Template fields include the normal issue.* fields plus handoff values such as base_branch, head_branch, commit_sha, and pull_request_url where relevant.

Use templates/examples/WORKFLOW.automation-feedback.md as a full-file example that wires automation and feedback together.

Pipeline Orchestration

When pipeline.enabled = true, Polyphony breaks each issue into a sequence of tasks instead of dispatching a single agent. This creates a run (Run) that tracks overall progress and individual Task records that execute sequentially.

Planner-Driven Pipeline

Set pipeline.planner_agent to the name of an agent profile that will analyze each issue and write a structured plan:

pipeline:
  enabled: true
  planner_agent: planner
  replan_on_failure: true

The planner agent receives the issue and writes .polyphony/plan.json to the workspace:

{
  "tasks": [
    {
      "title": "Research existing auth patterns",
      "category": "research",
      "description": "Investigate current auth middleware and session management",
      "agent": "researcher"
    },
    {
      "title": "Implement OAuth2 flow",
      "category": "coding",
      "description": "Add OAuth2 login, callback, and token refresh endpoints"
    },
    {
      "title": "Write integration tests",
      "category": "testing",
      "description": "Cover login, token refresh, and error scenarios"
    }
  ]
}

Valid categories are research, coding, testing, documentation, and review. The agent field is optional — when omitted, the orchestrator falls back to the stage config or the default agent.

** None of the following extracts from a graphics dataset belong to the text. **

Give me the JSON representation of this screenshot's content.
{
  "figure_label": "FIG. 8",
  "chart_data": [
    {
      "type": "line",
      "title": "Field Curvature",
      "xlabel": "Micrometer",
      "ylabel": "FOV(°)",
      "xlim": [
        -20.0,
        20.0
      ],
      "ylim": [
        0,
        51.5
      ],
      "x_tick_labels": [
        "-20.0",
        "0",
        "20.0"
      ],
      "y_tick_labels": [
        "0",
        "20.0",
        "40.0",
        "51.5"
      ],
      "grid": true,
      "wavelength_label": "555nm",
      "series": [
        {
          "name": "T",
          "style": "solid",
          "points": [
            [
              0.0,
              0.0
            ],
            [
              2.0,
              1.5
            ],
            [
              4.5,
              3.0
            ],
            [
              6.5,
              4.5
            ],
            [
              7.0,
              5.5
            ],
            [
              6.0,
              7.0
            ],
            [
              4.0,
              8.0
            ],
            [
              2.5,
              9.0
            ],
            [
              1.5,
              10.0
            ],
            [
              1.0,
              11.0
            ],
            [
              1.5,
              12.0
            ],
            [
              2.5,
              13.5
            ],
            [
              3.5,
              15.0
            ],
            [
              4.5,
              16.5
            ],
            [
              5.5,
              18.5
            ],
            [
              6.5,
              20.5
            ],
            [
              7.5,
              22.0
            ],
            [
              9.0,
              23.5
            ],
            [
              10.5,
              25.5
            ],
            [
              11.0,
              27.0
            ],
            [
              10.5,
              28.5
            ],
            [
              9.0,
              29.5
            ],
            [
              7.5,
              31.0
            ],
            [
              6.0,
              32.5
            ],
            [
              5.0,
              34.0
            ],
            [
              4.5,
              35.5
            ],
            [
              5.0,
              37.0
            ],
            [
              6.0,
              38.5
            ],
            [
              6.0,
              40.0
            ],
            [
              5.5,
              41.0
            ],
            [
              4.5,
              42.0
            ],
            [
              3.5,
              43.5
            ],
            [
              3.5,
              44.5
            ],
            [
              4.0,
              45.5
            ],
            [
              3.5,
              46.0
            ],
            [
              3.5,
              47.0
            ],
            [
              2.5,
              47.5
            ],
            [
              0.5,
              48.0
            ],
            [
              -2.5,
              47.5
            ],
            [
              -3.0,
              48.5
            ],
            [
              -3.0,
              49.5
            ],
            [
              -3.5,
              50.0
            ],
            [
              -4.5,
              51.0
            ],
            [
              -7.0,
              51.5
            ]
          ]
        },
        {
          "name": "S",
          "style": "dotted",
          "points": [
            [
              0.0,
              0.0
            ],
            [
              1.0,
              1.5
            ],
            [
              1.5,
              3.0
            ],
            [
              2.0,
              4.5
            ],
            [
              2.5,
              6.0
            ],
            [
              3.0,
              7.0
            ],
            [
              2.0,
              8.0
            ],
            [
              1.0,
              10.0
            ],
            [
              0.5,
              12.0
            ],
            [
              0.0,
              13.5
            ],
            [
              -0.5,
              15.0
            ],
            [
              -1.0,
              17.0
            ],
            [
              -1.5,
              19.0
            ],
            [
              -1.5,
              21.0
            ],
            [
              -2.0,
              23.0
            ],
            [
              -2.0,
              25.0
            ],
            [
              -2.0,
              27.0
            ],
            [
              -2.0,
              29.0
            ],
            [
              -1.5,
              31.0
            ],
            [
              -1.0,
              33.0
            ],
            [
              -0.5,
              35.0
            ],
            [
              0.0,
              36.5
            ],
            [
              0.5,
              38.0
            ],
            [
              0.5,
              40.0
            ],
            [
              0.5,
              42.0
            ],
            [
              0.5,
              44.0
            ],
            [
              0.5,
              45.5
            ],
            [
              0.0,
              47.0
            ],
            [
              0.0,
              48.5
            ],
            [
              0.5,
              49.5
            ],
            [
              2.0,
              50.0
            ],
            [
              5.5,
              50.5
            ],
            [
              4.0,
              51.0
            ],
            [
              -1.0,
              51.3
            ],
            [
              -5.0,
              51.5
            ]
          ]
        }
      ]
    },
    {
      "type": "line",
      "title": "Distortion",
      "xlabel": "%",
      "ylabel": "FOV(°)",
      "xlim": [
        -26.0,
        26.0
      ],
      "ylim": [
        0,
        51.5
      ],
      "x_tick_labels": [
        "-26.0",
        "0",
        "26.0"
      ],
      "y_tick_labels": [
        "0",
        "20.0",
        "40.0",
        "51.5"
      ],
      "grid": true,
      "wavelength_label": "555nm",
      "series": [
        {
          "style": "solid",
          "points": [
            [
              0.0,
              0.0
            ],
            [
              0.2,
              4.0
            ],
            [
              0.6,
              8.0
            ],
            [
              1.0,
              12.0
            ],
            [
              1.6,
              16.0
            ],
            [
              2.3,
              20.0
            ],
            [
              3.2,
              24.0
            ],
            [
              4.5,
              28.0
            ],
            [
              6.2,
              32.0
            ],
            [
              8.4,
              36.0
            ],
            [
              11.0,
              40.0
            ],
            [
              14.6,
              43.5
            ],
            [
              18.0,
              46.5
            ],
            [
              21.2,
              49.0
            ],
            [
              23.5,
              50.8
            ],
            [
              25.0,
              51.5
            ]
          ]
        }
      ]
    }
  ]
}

When replan_on_failure is true and a task fails, the planner agent is re-invoked with error context to produce a revised plan.

Static Pipeline

Define fixed stages that apply to every issue:

pipeline:
  enabled: true
  stages:
    - category: research
      agent: researcher
      max_turns: 4
    - category: coding
      agent: coder
      max_turns: 10
    - category: review
      agent: reviewer
      max_turns: 4

Each stage becomes a task. Tasks execute in the order listed.

Workspace Artifacts

Pipeline tasks share the same workspace directory and communicate through files:

Artifact Purpose
.polyphony/plan.json Structured plan from the planner agent
.polyphony/workpad.md Free-form notes any agent can read and extend
.polyphony/review.md Review output from the review pass

Each task's prompt automatically includes:

  • The original issue data
  • The full plan (when a planner was used)
  • Summaries of completed tasks
  • The current task title and description

Pipeline Configuration Reference

Field Type Default Description
pipeline.enabled bool false Enable pipeline dispatch
pipeline.planner_agent string Agent profile that generates plan.json
pipeline.planner_prompt string Custom Liquid template for the planner (uses built-in default)
pipeline.stages array [] Static stage definitions (used when no planner)
pipeline.replan_on_failure bool false Re-run planner if a task fails
pipeline.validation_agent string Agent that validates after all tasks

Stage fields:

Field Type Description
stages[].category string Task category: research, coding, testing, documentation, review
stages[].agent string Agent profile name (falls back to agents.default)
stages[].prompt string Custom Liquid prompt template for this stage
stages[].max_turns int Override agent.max_turns for this stage

Pipeline Examples

Prompt Rendering

The Markdown body of WORKFLOW.md is treated as a template. At runtime, the workflow crate renders prompt text with issue and execution context before handing control to the selected agent.

The template has access to issue data and the current attempt value. attempt is nil on the first run, and an integer on retry or continuation runs. Turn rendering also exposes turn_number, max_turns, and is_continuation, which are especially useful for agent.continuation_prompt. Unknown variables and unknown filters fail rendering instead of silently producing empty output. The parsed workflow is then normalized into AgentDefinition values that the rest of the runtime consumes.